Тавазга спал плохо. Ночь была длинная, что ли, или вечером поужинал неважно, или водки не выпил? Может быть, жарко в доме? Жинка любит много топить, нивхи много топят, по старой древней привычке. Или ветер какой-то нехороший — вдруг от берега подует, как тогда охота?

«Нет, однако, разговор с председателем мешает», — подумал Тавазга.

Потом заплакал ребенок, Тавазга нащупал его в люльке, подвешенной к потолку, сунул под бок жинке, ребенок сам отыскал грудь, затих.

Тавазга покурил хорошенько, сказал себе: «Ну-ка, отдыхай» — и задремал. Ему приснилось лето, отмели чайвинской лагуны и сельдь. Много нерестующей сельди. Все тони запружены, каша, и вода, белая от икры и молок. Тавазга дремал и думал: «Опять этот сон приснился! Хороший, но уже надоел». И потому, наверное, что ему не хотелось видеть дальше старый сон, он снова проснулся.

Посмотрел на окно — уже белеет чуть-чуть. Собаки немножко скулят: мороз их трогает. Значит, часа четыре утра. Рано. Жалко, что рано. Все равно такой отдых никуда не годится, лучше ехать и на нарте подремать.

Еще покурил, походил по полу, пока не замерзли ноги, лег и на этот раз быстро уснул. Уснул, как утонул в теплой воде, не успев даже укрыться одеялом. И сразу же приснилась зима, холодное море, льды. Дует Тлани-ла — ветер с моря, идут к берегу нерпы и сивучи. Нерп много, сивучей меньше. Тавазга ищет сивуча. Вдруг видит — перед самой лодкой выныривает огромная голова таухурша. Голова рыжая. «Это счастливый сивуч!» — думает Тавазга, целится и стреляет.

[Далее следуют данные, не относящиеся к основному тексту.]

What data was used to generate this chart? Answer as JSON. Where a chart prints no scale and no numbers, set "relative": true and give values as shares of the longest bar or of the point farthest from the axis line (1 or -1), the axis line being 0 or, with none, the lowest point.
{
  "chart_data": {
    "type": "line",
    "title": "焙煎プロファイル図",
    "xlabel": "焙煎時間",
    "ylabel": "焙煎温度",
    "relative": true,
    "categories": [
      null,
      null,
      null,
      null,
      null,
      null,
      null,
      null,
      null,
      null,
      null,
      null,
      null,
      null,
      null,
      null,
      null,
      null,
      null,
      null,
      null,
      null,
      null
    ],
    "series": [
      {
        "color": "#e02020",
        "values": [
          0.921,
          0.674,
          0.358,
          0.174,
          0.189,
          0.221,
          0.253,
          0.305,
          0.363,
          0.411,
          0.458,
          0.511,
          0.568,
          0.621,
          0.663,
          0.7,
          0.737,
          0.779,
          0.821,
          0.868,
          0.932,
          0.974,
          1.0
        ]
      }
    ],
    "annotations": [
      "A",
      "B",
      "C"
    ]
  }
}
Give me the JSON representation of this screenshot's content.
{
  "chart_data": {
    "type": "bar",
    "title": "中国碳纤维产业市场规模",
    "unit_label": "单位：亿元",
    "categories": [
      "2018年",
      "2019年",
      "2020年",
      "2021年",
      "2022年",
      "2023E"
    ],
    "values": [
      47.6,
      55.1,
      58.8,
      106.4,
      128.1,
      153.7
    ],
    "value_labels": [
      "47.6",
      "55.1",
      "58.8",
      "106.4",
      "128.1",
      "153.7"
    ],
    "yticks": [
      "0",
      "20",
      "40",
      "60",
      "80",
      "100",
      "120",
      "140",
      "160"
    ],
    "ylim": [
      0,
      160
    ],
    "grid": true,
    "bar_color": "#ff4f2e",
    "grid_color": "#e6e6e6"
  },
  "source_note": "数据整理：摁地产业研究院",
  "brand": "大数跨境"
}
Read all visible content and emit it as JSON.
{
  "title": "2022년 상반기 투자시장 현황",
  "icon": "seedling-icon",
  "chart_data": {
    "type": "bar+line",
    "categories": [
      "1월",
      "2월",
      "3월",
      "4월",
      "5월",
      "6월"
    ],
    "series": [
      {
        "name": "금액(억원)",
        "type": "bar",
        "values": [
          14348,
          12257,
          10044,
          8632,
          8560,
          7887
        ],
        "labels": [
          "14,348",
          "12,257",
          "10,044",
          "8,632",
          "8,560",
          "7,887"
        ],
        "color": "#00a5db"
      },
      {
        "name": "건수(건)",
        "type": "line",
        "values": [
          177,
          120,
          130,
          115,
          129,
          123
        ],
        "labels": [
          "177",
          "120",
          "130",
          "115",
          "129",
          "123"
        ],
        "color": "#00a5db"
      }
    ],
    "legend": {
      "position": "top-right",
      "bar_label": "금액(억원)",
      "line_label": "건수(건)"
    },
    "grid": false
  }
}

От выстрела он проснулся — оказывается, старуха вышла во двор и сильно хлопнула дверью.

Было уже светло: можно было видеть стены, заклеенные картинками из журналов, ребятишек на кроватях, медвежью шкуру на полу. В окнах синей бумагой стоял снег.

«Хорошо проснулся, как раз», — сказал себе Тавазга, стал медленно одеваться — медленно, чтобы потом было тепло, и вспомнил рыжего сивуча. Усмехнулся: «Какой рыжий, никогда не видел такого!» — и почувствовал, что ему хорошо сегодня, будто впереди выпивка с дружками, будто купил ребятишкам конфет и еще чего-то, будто в доме много мяса.